Foto/Divulgação: Rafael Ribeiro
Por Guilherme Pinheiro
Raphinha sobra nos gramados europeus com a camisa do Barcelona e disputa os principais prêmios individuais do esporte. Por outro lado, ele carrega o peso de atuar no time nacional às vésperas de mais uma Copa do Mundo. Durante a coletiva de ontem (10/06) em Nova Jersey, o camisa 11 abordou justamente esse contraste poucos dias antes da estreia contra o Marrocos.
Cobrar excelência de quem brilha na Liga dos Campeões representa um movimento natural das nossas arquibancadas. Portanto, o jogador aceita o desafio de espelhar o rendimento europeu nos jogos do Brasil: “Se a gente é cobrado pelo que fazemos no clube, podemos fazer pela Seleção também… Não tenho problema de falar que podemos melhorar.”
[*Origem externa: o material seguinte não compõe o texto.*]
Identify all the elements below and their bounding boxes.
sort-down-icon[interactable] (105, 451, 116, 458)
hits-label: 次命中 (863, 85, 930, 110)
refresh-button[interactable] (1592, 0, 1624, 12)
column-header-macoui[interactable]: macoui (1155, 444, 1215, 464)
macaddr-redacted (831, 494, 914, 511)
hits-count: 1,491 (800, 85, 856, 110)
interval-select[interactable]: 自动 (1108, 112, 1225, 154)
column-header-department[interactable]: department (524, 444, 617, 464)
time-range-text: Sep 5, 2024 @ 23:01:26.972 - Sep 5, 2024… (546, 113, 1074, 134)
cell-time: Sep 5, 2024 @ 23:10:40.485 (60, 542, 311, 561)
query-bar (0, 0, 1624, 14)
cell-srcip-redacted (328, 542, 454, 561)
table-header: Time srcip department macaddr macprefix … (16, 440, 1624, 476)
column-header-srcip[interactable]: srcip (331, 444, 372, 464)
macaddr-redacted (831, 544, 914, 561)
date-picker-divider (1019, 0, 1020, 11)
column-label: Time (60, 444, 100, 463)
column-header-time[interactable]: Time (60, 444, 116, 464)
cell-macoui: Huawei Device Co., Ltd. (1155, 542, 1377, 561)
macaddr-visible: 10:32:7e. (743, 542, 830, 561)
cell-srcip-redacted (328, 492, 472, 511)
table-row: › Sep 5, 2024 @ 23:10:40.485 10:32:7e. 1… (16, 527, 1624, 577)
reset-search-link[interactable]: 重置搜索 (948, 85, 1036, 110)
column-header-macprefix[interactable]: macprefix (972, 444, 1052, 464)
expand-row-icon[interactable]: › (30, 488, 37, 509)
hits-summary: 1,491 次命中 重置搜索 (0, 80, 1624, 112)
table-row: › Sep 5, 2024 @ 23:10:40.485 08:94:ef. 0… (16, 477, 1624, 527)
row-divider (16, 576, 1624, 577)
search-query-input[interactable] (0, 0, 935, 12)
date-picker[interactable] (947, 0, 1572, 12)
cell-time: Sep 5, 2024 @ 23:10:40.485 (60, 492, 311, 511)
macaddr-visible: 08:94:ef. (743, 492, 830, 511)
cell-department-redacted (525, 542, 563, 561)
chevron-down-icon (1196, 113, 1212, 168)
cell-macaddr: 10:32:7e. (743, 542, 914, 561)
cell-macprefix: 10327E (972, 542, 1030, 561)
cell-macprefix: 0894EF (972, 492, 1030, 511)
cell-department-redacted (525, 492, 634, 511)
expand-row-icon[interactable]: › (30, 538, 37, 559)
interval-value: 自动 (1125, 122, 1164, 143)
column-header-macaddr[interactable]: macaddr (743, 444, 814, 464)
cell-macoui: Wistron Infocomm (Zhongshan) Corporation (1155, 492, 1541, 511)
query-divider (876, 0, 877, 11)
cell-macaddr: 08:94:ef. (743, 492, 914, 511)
Com a confiança irrestrita dos bastidores, o camisa 11 se consolidou como peça cativa no elenco desde a reta final da era Tite em 2022. Após a primeira convocação, ele conseguiu agradar a todos os comandantes que passaram pela Seleção. Ramon Menezes, Fernando Diniz, Dorival Júnior e, agora, Carlo Ancelotti confiaram no talento do Raphinha. Apesar da sequência de titularidade, o distanciamento afetivo da torcida ainda ecoa na carreira do atleta.
Muitos talentos deixam os gramados brasileiros cedo demais, e isso frequentemente quebra o elo emocional com o público local. Sendo assim, o carinho que ele recebe na Espanha soa muito mais palpável: “Sinto que realmente é diferente o carinho do torcedor brasileiro em relação ao pessoal de fora que me acompanha diariamente.”
O atacante ainda destacou que a entrega física compensa qualquer noite de pouca inspiração técnica: “Entendo que tem gente que não goste do meu futebol, está tudo bem. Vai ter dias que não vou entregar, mas vontade sempre vou entregar. Sempre busco dar meu melhor. Saí muito jovem do Brasil, então é normal que a galera desconfie.”